Shopping, enclosed spaces, open spaces, flying, elevators, tall buildings, bridges--my phobia found them all. Finally, at forty, a psychiatrist prescribed anxiety medication. My unknown medical history prompted him to ask, “Have you given any thought to searching for your birth mother and obtaining your birth records?”
“I don’t know where to begin. South Carolina’s adoption records are sealed. Adoptees aren’t allowed access to our own birth certificates.”
The psychiatrist administered an effective remedy: the name of a local adoption advocacy group and the impetus to search. On track to gain information, the power of which would free me from ingrained fears, I plunged myself into a search for self.
In 1990, I succeeded. My half-sister arranged my first phone conversation with our mother in her senior citizen apartment.
“Is this Leila?”
“Yes, who is speaking?”
It was a moment I never dared hope for.
“I believe I am your daughter, Ruth!” She had given me the name, but my adoptive parents gave me a new one, as well as a separate life.
“I am so glad I found you!” I said. I asked how she felt about our reunion, and to my joy she replied, “I think it’s just great!”
“They make it very hard to connect with birth families. That’s not right,” I said.
“No, not if you really want to find each other,” my birth mother said.
My half-sister told me our mother sat glued to the television when stories of adoptee reunions aired. The agency made it clear she could never hope to hear from her relinquished daughter. The story of my adoption, as told by my parents, left no chance of them, or me learning of my birth kin.
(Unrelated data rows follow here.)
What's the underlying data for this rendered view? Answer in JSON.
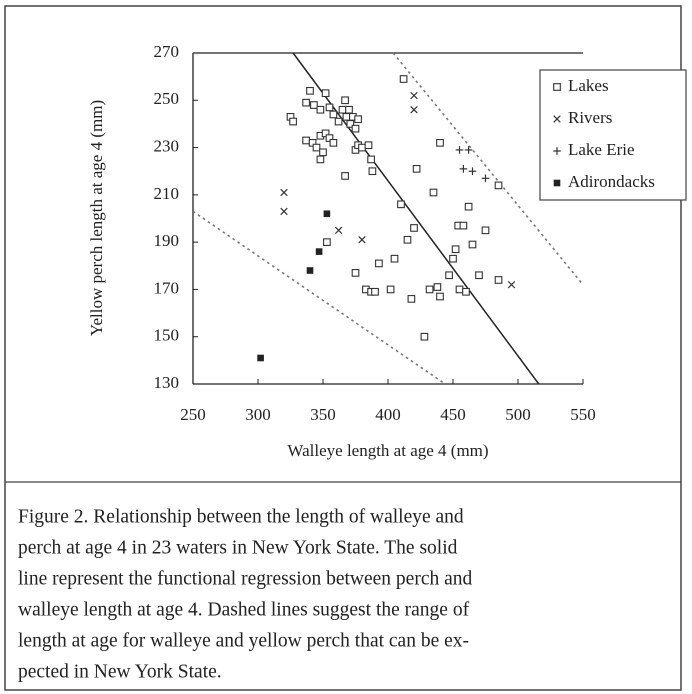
{
  "chart_data": {
    "type": "scatter",
    "xlabel": "Walleye length at age 4 (mm)",
    "ylabel": "Yellow perch length at age 4 (mm)",
    "xlim": [
      250,
      550
    ],
    "xticks": [
      250,
      300,
      350,
      400,
      450,
      500,
      550
    ],
    "ylim": [
      130,
      270
    ],
    "yticks": [
      130,
      150,
      170,
      190,
      210,
      230,
      250,
      270
    ],
    "legend": "upper right",
    "series": [
      {
        "name": "Lakes",
        "marker": "open-square",
        "color": "#333",
        "x": [
          325,
          327,
          337,
          340,
          343,
          348,
          352,
          355,
          358,
          362,
          365,
          367,
          368,
          371,
          373,
          375,
          377,
          370,
          337,
          342,
          345,
          348,
          350,
          352,
          355,
          348,
          358,
          375,
          377,
          380,
          385,
          387,
          388,
          367,
          410,
          420,
          415,
          405,
          393,
          375,
          383,
          387,
          390,
          402,
          418,
          432,
          440,
          438,
          447,
          450,
          452,
          454,
          458,
          462,
          465,
          470,
          455,
          460,
          475,
          485,
          485,
          435,
          422,
          440,
          412,
          428,
          353
        ],
        "y": [
          243,
          241,
          249,
          254,
          248,
          246,
          253,
          247,
          244,
          241,
          246,
          250,
          243,
          240,
          243,
          238,
          242,
          246,
          233,
          232,
          230,
          235,
          228,
          236,
          234,
          225,
          232,
          229,
          231,
          230,
          231,
          225,
          220,
          218,
          206,
          196,
          191,
          183,
          181,
          177,
          170,
          169,
          169,
          170,
          166,
          170,
          167,
          171,
          176,
          183,
          187,
          197,
          197,
          205,
          189,
          176,
          170,
          169,
          195,
          214,
          174,
          211,
          221,
          232,
          259,
          150,
          190
        ]
      },
      {
        "name": "Rivers",
        "marker": "x",
        "color": "#333",
        "x": [
          320,
          320,
          362,
          380,
          420,
          420,
          495
        ],
        "y": [
          211,
          203,
          195,
          191,
          252,
          246,
          172
        ]
      },
      {
        "name": "Lake Erie",
        "marker": "plus",
        "color": "#333",
        "x": [
          455,
          462,
          458,
          465,
          475
        ],
        "y": [
          229,
          229,
          221,
          220,
          217
        ]
      },
      {
        "name": "Adirondacks",
        "marker": "filled-square",
        "color": "#222",
        "x": [
          302,
          340,
          347,
          353
        ],
        "y": [
          141,
          178,
          186,
          202
        ]
      }
    ],
    "lines": [
      {
        "style": "solid",
        "x": [
          327,
          516
        ],
        "y": [
          270,
          130
        ]
      },
      {
        "style": "dashed",
        "x": [
          404,
          550
        ],
        "y": [
          270,
          172
        ]
      },
      {
        "style": "dashed",
        "x": [
          250,
          444
        ],
        "y": [
          203,
          130
        ]
      }
    ]
  },
  "caption": [
    "Figure 2. Relationship between the length of walleye and",
    "perch at age 4 in 23 waters in New York State. The solid",
    "line represent the functional regression between perch and",
    "walleye length at age 4. Dashed lines suggest the range of",
    "length at age for walleye and yellow perch that can be ex-",
    "pected in New York State."
  ]
}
Sadness of secrecy haunted both Leila and me.
I learned of her troubled life, her incapacitating fears, panic when she “couldn’t think,” when her thoughts whirled--a genetic connection to my “bad nerves.” I’ve read a theory how the unborn child feels her mother’s anxiety and trauma, that a child given up by a sad, frightened mother bears psychic scars of abandonment.
Leila died one year after our reunion. In the end, we had courage to confront our fears, and I trust she found peace. And I could learn to face my own fears and dreads; the wrecking ball, looming visage, menacing vortex, and the wonder of a night sky, where stars do twinkle and all is well.